Bab 5: Mimpi yang Ditukarkan

273 4 0
                                    

Jantung Adam berdebar setiap melihat bola mimpi.

Bola mimpi. Begitulah ia menamai bola-bola kristal yang berisi impian para pelanggan toko. Belakangan ini, Adam lebih sering menghabiskan waktu di ruangan Miki hanya untuk melihat bola mimpi itu. Bahkan ia bisa berada di sana lebih lama dibandingkan menjaga meja kasir di lantai bawah. Adam baru turun jika mendengar suara gemerincing bel dari pintu masuk toko, pertanda ada pelanggan yang datang. Saat sedang di lantai atas, Adam tidak sekadar berdiam diri. Terkadang ia mengelap debu-debu halus yang menempel pada permukaan bola mimpi. Pada waktu lain, ia mengeluarkan bola-bola dari rak lalu menatanya ulang dengan rapi. Jika hari ini ia mengurutkan bola berdasarkan jenis impian, besoknya urutan bola bisa saja berubah lagi. Apapun ia lakukan asal bisa berdekatan dengan impian-impian yang terpatri indah di dalam bola.
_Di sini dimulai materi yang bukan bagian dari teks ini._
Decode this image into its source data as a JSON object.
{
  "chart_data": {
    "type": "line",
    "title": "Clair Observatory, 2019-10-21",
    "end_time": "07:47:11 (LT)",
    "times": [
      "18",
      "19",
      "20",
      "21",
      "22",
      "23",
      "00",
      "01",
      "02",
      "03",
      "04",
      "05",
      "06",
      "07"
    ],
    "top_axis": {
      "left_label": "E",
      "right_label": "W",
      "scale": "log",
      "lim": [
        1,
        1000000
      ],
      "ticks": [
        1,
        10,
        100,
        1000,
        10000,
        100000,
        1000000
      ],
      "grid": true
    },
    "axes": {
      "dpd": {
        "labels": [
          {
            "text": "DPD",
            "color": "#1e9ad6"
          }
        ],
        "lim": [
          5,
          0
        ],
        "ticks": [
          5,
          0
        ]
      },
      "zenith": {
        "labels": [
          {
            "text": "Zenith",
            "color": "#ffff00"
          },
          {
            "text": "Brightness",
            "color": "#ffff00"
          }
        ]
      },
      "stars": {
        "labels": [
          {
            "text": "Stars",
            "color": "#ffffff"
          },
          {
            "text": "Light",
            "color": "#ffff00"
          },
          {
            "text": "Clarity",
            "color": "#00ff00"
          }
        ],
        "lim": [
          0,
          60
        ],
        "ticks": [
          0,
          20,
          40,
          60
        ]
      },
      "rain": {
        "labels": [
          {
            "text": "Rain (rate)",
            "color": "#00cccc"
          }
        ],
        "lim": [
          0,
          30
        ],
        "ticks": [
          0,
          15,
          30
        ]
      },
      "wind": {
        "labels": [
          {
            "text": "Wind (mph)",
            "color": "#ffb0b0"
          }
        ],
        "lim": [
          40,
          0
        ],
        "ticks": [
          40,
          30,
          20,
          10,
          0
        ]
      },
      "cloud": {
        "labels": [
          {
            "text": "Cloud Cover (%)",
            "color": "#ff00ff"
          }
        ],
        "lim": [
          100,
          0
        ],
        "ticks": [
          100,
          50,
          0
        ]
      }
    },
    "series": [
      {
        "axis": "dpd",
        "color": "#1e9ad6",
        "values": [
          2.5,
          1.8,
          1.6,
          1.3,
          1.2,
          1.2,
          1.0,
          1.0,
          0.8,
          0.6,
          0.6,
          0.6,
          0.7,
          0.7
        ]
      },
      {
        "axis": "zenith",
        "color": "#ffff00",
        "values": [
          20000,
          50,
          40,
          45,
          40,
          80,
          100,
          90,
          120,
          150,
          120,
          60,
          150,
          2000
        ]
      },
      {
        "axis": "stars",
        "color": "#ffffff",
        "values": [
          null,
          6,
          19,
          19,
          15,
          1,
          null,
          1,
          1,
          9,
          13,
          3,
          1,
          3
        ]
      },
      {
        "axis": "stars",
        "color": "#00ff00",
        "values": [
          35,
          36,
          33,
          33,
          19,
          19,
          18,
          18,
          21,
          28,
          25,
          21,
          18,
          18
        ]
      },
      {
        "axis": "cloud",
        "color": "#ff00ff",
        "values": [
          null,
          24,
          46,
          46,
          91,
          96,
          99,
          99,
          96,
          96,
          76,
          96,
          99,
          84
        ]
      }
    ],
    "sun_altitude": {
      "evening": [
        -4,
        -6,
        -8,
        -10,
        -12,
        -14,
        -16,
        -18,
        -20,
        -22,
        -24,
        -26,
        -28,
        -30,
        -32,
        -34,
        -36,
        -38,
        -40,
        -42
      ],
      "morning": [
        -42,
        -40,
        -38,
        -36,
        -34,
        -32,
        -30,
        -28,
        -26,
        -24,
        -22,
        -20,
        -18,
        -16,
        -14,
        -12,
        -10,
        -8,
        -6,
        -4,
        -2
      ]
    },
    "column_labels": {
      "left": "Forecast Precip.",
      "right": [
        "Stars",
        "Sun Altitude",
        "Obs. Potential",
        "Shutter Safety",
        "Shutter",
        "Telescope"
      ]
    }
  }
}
“Buset, Dam! Pacarin aja tuh bola sekalian,” seloroh Miki melihat tingkah laku Adam yang sedari tadi duduk melantai dengan lutut ditekuk di depan dada, sambil bertopang dagu memandangi rak bola mimpi di depannya.

“Iya nih, Bang. Kayaknya saya emang lagi jatuh cinta,” timpal Adam dengan tatapan berbunga-bunga.

“Dih, najong! Jatuh cinta kok sama bola. Sakit jiwa nih anak!” Miki menggelengkan kepala, tidak habis pikir.

Adam menoleh dan mengganti posisi duduknya menghadap Miki yang sedang bersantai di kursinya.

“Bang, saya penasaran deh. Apa sih yang sebenarnya orang-orang rasain ketika mereka punya impian?” tanya Adam serius.

“Ya.. mirip-miriplah kayak orang jatuh cinta. Ada perasaan ingin memperjuangkan sesuatu. Ada hal yang bikin kita semangat bangun pagi dan melakukan hal yang bisa membawa kita lebih dekat ke impian itu. Kita jadi punya tujuan yang jelas dan tahu mau ke mana, nggak terombang-ambing.”

Adam hanya bengong mendengar penjelasan Miki.

“Jangan bilang kamu belum pernah jatuh cinta?” tanya Miki curiga. Yang ditanya hanya cengengesan. 

Miki mendelik tak percaya. “Wah, beneran nggak normal. Kamu selama ini hidup di goa apa gimana sih, Dam?!”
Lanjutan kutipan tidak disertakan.